The death of the Gas boiler by 2025
What’s the point?
The Scottish government has vowed to make all new homes more environmentally-friendly by 2025 to help tackle climate change. Part of this directive is looking at the use of low carbon heating systems with a move away from gas boiler central heating.
While the rest of the UK has not yet followed suit, a similar commitment was made from the then English counterpart, Philip Hammond, back in the spring of 2019.
How realistic is removing gas boilers? Is the technology available? Who’s going to pay for this? What’s the point?
How realistic is this?
If the UK was to stop using gas to heat our homes, the only real alternative would be electricity. While great strides are being made to decarbonise our national grid, and renewables are slowly overtaking fossil fuels, half of the UKs electricity is still coming from fossil fuel sources (gas and coal). So by stopping Gas at one point, are we just pushing the problem back to the grid.
The cost of electricity is at least four times the price of gas. Homes with electric heating – even those with heat pumps – would still be paying more than the same house with a gas boiler. It just doesn’t make financial sense.
There are still articles with titles like “Americas Light bulb revolution” in 2019! What chance do we have of bringing in a fundamental change to the way we think about heating, one which impacts every facet of the built environment when America have only just caught onto LED!
Is the technology available?
After a trip to the Homes & Renovation Show in Excel last November, I met Ross from NIBE. Never heard of them? They are a small Swedish heating pump manufacturer with a turnover of over 20 Billion SEK. It turns out Sweden have being doing it right for years and are on their 4/5th generation heat pump.
Exhaust Air Heat Pumps (EAHP) was a new technology to me. Heat pumps in general are just using refrigeration technology that exists in every single home, so it is a tried and tested formula which exists in a wide range of current appliances. The advantage of EAHP over Air source heat pumps, is that it combines mechanical ventilation and air source technology to provide low energy heating, hot water and ventilation from within the internal space, so no noisy external units. The simplicity of the EAHP and the removal of flues provide flexibility when designing them for smaller self-contained apartments. The EAHP units are 300% more efficient with no drop in performance over its expected 20 year lifespan (assuming it is maintained and serviced).

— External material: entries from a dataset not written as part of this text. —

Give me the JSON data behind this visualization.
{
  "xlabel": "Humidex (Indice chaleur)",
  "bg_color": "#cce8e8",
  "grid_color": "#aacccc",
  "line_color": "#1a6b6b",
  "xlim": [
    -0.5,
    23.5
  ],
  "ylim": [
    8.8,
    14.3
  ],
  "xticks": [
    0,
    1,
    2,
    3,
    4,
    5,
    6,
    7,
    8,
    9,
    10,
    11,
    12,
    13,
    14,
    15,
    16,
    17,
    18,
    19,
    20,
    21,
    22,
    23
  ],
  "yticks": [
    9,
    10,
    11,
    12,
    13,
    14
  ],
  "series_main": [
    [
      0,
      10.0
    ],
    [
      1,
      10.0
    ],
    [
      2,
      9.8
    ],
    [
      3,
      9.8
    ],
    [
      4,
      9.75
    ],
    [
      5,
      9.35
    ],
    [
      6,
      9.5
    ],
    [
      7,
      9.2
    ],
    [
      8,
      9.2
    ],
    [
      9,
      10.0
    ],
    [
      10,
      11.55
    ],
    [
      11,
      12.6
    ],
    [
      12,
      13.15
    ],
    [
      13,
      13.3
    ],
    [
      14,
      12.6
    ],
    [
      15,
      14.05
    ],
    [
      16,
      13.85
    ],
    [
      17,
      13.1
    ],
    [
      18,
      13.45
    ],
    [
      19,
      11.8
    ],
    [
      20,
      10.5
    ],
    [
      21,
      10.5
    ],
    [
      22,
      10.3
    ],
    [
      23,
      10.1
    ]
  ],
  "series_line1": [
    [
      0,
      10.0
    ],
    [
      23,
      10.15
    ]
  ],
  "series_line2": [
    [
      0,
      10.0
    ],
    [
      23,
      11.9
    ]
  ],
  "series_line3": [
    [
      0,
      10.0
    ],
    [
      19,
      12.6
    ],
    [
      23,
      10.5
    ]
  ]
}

Who’s going to pay for this, developer or buyer?
On the face of it the cost of installing all these new systems in each apartment in place of a single combi-boiler and radiators looks huge. However, it’s important to consider the entire development. Woolbro Homes already provide underfloor heating in our apartments, there would be no gas connections or headaches associated with metering or routing pipe work, no gas companies to deal with, no flues, no boilers, not to mention the SAP benefits and reduction in carbon footprint.
Yes the units cost a little more, and there is the additional cost of providing ducting. However, do the benefits of cheaper clean energy, providing uniformed heating, clean fresh air with no pollutants and no stale air, no moisture or mould build up, all with a 20 year serviced life, not present a potential uplift in the end value? Does the simplification of design and removal of an additional utility from the developments not balance the costs?
What’s the point?
Is going gas free easy? Maybe. Will it cost the developer some money? Possibly. Will I get my return in the sales? Hopefully. Should we go gas free by 2025? No… we should do it now!